The initiative is also being made at a time when more Palestinians are calling for a one-state solution to the conflict. Earlier last week, a group of Palestinians, including Fatah leaders, called for a binational state. A poll released last November revealed that one-third (some 27%) of Palestinians supported a one-state solution, up from 22% the previous year.
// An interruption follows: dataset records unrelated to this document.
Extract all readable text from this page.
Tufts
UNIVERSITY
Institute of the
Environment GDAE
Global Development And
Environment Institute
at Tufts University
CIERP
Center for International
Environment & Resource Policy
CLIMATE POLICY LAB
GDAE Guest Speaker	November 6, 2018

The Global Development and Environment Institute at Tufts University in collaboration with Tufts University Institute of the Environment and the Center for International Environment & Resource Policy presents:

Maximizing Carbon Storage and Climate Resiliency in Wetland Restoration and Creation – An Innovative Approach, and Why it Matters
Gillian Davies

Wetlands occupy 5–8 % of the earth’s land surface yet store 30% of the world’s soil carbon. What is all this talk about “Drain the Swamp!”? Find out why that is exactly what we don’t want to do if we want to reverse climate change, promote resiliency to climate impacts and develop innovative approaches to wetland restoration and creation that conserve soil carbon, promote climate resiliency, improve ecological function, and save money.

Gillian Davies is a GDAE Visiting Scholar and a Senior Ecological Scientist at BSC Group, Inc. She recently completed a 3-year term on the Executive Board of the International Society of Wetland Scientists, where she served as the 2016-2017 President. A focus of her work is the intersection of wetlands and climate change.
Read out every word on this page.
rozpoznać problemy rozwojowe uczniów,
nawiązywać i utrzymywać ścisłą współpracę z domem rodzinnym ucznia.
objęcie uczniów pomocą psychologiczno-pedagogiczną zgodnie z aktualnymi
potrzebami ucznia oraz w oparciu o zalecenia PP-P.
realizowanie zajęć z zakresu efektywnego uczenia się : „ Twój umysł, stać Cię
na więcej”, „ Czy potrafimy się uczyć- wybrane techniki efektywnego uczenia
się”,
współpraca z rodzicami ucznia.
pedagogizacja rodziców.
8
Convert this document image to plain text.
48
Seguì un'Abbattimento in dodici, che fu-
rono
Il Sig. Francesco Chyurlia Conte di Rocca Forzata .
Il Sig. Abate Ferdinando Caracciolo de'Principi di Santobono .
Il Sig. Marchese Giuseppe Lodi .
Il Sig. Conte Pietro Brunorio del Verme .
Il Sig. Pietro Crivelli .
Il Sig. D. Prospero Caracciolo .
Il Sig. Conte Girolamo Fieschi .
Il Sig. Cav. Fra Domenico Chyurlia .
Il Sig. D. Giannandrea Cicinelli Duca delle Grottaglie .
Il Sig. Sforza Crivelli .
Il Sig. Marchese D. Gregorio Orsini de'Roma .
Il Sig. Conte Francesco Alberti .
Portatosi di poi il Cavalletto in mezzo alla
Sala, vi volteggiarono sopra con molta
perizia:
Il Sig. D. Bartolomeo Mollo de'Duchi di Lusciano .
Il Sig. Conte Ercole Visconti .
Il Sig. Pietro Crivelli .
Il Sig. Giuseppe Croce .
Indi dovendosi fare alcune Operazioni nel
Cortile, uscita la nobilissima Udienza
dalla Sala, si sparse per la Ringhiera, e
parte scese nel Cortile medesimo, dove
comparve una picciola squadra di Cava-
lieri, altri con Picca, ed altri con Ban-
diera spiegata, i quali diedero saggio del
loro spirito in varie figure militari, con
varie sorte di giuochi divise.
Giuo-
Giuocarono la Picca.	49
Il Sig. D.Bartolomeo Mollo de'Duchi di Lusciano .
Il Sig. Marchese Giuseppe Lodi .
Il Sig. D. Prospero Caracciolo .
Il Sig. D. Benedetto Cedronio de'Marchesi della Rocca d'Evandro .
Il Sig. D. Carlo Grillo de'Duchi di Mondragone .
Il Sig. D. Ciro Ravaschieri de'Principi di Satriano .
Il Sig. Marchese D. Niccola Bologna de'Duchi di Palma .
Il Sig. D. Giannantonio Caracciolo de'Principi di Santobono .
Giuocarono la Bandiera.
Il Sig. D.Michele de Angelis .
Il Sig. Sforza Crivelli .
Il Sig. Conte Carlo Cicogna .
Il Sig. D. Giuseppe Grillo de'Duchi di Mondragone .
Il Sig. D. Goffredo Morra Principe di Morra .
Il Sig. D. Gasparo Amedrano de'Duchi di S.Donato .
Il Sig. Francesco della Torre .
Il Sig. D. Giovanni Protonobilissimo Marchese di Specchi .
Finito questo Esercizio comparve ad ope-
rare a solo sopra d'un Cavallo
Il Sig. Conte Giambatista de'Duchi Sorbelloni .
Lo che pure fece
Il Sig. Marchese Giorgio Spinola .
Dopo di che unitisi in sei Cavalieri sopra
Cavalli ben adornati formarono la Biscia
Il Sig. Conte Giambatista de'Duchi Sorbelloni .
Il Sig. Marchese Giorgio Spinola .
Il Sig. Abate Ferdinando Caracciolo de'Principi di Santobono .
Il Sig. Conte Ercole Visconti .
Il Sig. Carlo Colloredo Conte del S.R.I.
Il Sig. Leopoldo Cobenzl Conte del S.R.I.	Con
It may be easier to ascertain how the initiative will be met on the Palestinian street — as opposed to how it could fare in Israeli circles — where skepticism at seemingly endless initiatives and agreements is running high. The latest gesture by the Arab League to get the ball rolling — the proclamation that Palestinians are willing to accept a land swap in the event of an agreement — was met with a deafening silence from Israel. In the meantime, it remains to be seen whether this new initiative will actually be able to achieve what countless before it have not.
Dalia Hatuqa is a contributing writer for Al-Monitor's Palestine Pulse. A print and broadcast journalist based in the West Bank, she writes about politics, the economy, culture, art and design. Her work has appeared in The Atlantic, Foreign Policy and the Christian Science Monitor, and she is a regular contributor to The Economist's Prospero blog, Al Jazeera and The National (UAE). On Twitter: @daliahatuqa
[Editor’s note: An earlier version of this article named members of this initiative whose names have been removed as their participation is not confirmed.]